If a child says that he can't see properly, you should ALWAYS take him to see a specialist, so that an ophthalmologist can assess the cause, make a diagnosis and advise on potential treatment.
After a visual acuity exam, optometric exam, and full check-up of the eyeball, it's possible that the ophthalmologist does not find an organic (physical) cause to explain the symptoms bothering the child. That’s when the physician needs to decide if complementary tests are necessary or if it’s a case of somatization—or pretending.

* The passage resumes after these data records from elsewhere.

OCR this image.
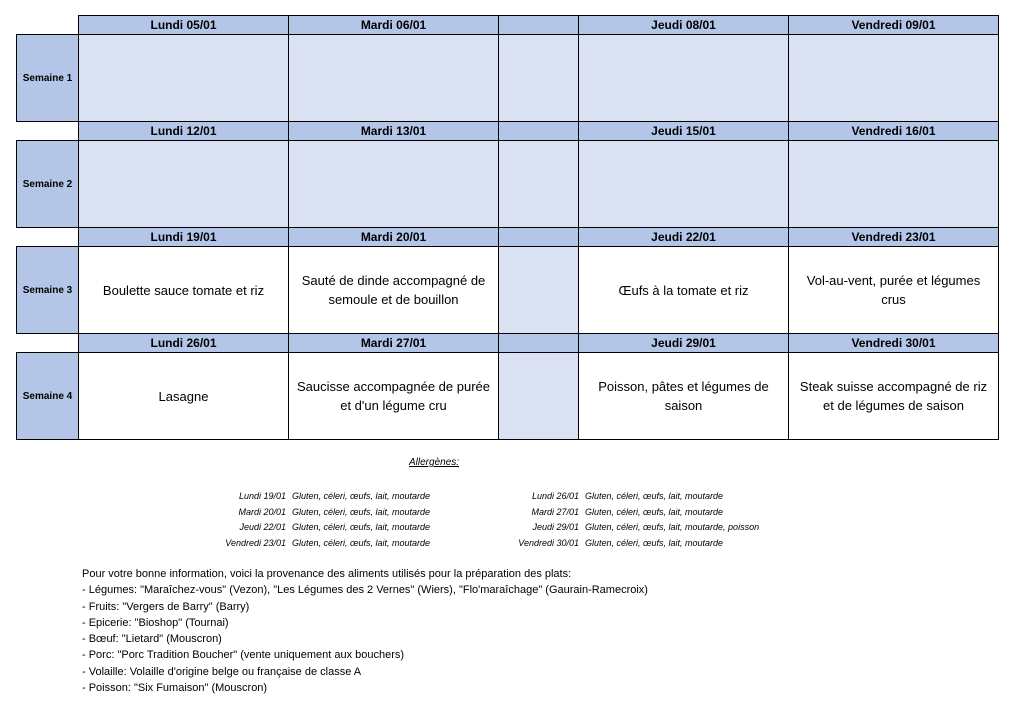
	Lundi 05/01	Mardi 06/01		Jeudi 08/01	Vendredi 09/01
Semaine 1					
	Lundi 12/01	Mardi 13/01		Jeudi 15/01	Vendredi 16/01
Semaine 2					
	Lundi 19/01	Mardi 20/01		Jeudi 22/01	Vendredi 23/01
Semaine 3	Boulette sauce tomate et riz	Sauté de dinde accompagné de semoule et de bouillon		Œufs à la tomate et riz	Vol-au-vent, purée et légumes crus
	Lundi 26/01	Mardi 27/01		Jeudi 29/01	Vendredi 30/01
Semaine 4	Lasagne	Saucisse accompagnée de purée et d'un légume cru		Poisson, pâtes et légumes de saison	Steak suisse accompagné de riz et de légumes de saison
Allergènes:
Lundi 19/01 Gluten, céleri, œufs, lait, moutarde
Mardi 20/01 Gluten, céleri, œufs, lait, moutarde
Jeudi 22/01 Gluten, céleri, œufs, lait, moutarde
Vendredi 23/01 Gluten, céleri, œufs, lait, moutarde
Lundi 26/01 Gluten, céleri, œufs, lait, moutarde
Mardi 27/01 Gluten, céleri, œufs, lait, moutarde
Jeudi 29/01 Gluten, céleri, œufs, lait, moutarde, poisson
Vendredi 30/01 Gluten, céleri, œufs, lait, moutarde
Pour votre bonne information, voici la provenance des aliments utilisés pour la préparation des plats:
- Légumes: "Maraîchez-vous" (Vezon), "Les Légumes des 2 Vernes" (Wiers), "Flo'maraîchage" (Gaurain-Ramecroix)
- Fruits: "Vergers de Barry" (Barry)
- Epicerie: "Bioshop" (Tournai)
- Bœuf: "Lietard" (Mouscron)
- Porc: "Porc Tradition Boucher" (vente uniquement aux bouchers)
- Volaille: Volaille d'origine belge ou française de classe A
- Poisson: "Six Fumaison" (Mouscron)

Children often complain of symptoms (stomachache, headache, blurred vision etc.) without a physical reason, but this is their way of outwardly expressing suffering, anguish or fear...
It’s very important to gain the patient's trust, that children see that we are listening to them and understand them. There will be signs that will make us suspect somatization, or that they are pretending, just by talking to them: what are these symptoms like, how long do they last, when do they occur, are they repeated, do they “go away” themselves... These questions will help us to figure out what the root of the problem is and see if another specialist is required.
In our daily consultations, we relatively frequently find cases of children who pretend or somatise: from a child who wants glasses because a schoolmate or a little brother has just been born... and even in an attempt to cover up a case of bullying at school.